I.e. At state A, you have decided to append token i to move to state B. Removing token i just sets you back to state A, where you would again just pick token i. (Note that this is ignoring the fact that there's a small probabilistic component to next token selection).
In the RL/reasoning world of LLMs, you can instead just reward correct final output without policing the reasoning steps, and a strong model should learn to backtrack on their "thoughts" as appropriate (without removing it from the context).
Edit: wording.
Outwardly, it seems to be limited by unmasking too few tokens per round, even when the heatmap shows many more high-confidence guesses available. On some of the larger puzzles it looks like it's wasting many rounds filling in the 'obvious' shapes, and then gets the interesting bit in the last round. It also doesn't seem to have learned the idea of "the background is blue with shapes drawn on top," where background is often 50% of the solution in these puzzles.
Fixing a mistake requires re-generating the file or block of code. Or, if something generated later has implications for earlier code--a new import or function parameter's required, something like that--the only option is to go back and re-generate a big chunk. That'd be inefficient for humans, not implausible it's wrong for other code generators too.
I don't know if diffusion specifically will be the approach. (Maybe there's something to generating edit sequences?) This post's note that diffusion kills KV caching is something I hadn't even considered. It does seem right to experiment with things other than strict start-to-end generation.
This is like having a single tape Turing machine. They can simulate a multi tape machine, but at O(n^2) complexity.

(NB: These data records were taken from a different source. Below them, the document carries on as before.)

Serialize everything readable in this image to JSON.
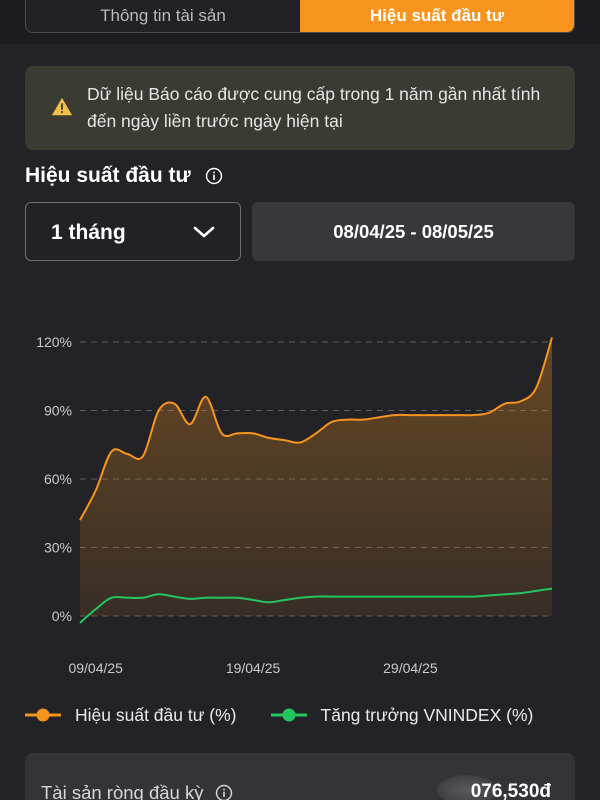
{
  "tabs": [
    {
      "label": "Thông tin tài sản",
      "active": false
    },
    {
      "label": "Hiệu suất đầu tư",
      "active": true
    }
  ],
  "notice": {
    "icon": "warning-icon",
    "text": "Dữ liệu Báo cáo được cung cấp trong 1 năm gần nhất tính đến ngày liền trước ngày hiện tại"
  },
  "section": {
    "title": "Hiệu suất đầu tư",
    "icon": "info-icon"
  },
  "period": {
    "selected": "1 tháng",
    "icon": "chevron-down-icon"
  },
  "date_range": "08/04/25 - 08/05/25",
  "colors": {
    "accent": "#f7941d",
    "green": "#22c55e",
    "background": "#232327"
  },
  "chart_data": {
    "type": "area",
    "x": [
      "2025-04-08",
      "2025-04-09",
      "2025-04-10",
      "2025-04-11",
      "2025-04-12",
      "2025-04-13",
      "2025-04-14",
      "2025-04-15",
      "2025-04-16",
      "2025-04-17",
      "2025-04-18",
      "2025-04-19",
      "2025-04-20",
      "2025-04-21",
      "2025-04-22",
      "2025-04-23",
      "2025-04-24",
      "2025-04-25",
      "2025-04-26",
      "2025-04-27",
      "2025-04-28",
      "2025-04-29",
      "2025-04-30",
      "2025-05-01",
      "2025-05-02",
      "2025-05-03",
      "2025-05-04",
      "2025-05-05",
      "2025-05-06",
      "2025-05-07",
      "2025-05-08"
    ],
    "series": [
      {
        "name": "Hiệu suất đầu tư (%)",
        "color": "#f7941d",
        "values": [
          42,
          55,
          72,
          71,
          70,
          90,
          93,
          84,
          96,
          80,
          80,
          80,
          78,
          77,
          76,
          80,
          85,
          86,
          86,
          87,
          88,
          88,
          88,
          88,
          88,
          88,
          89,
          93,
          94,
          100,
          122
        ]
      },
      {
        "name": "Tăng trưởng VNINDEX (%)",
        "color": "#22c55e",
        "values": [
          -3,
          3,
          8,
          8,
          8,
          9.5,
          8.5,
          7.5,
          8,
          8,
          8,
          7,
          6,
          7,
          8,
          8.5,
          8.5,
          8.5,
          8.5,
          8.5,
          8.5,
          8.5,
          8.5,
          8.5,
          8.5,
          8.5,
          9,
          9.5,
          10,
          11,
          12
        ]
      }
    ],
    "x_ticks": [
      "09/04/25",
      "19/04/25",
      "29/04/25"
    ],
    "y_ticks": [
      "0%",
      "30%",
      "60%",
      "90%",
      "120%"
    ],
    "ylim": [
      0,
      120
    ],
    "grid": "horizontal dashed",
    "legend_position": "bottom"
  },
  "legend": [
    {
      "label": "Hiệu suất đầu tư (%)",
      "color": "#f7941d"
    },
    {
      "label": "Tăng trưởng VNINDEX (%)",
      "color": "#22c55e"
    }
  ],
  "bottom_card": {
    "label": "Tài sản ròng đầu kỳ",
    "value": "076,530đ",
    "icon": "info-icon"
  }
}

The computation budget of an LLM is finite, so this has a massive practical impact.
For this reason, models that generate text using diffusion typically generate blocks of tokens at a time, where tokens within a block freely attend to each other, but across blocks there's causal masking so that each block only depends on the preceding ones and we're back to autoregression again. That makes caching possible, but also means you still can't have diffusion change the beginning of a long text to match the end.
You don't need to revert to chunks to get to enjoy prompt caching, especially if you use it in a RAG type way with minor provisions to allow KV caching the RAG fragments (a bunch of work has been done on that, iirc even DeepSeekV3 would allow that).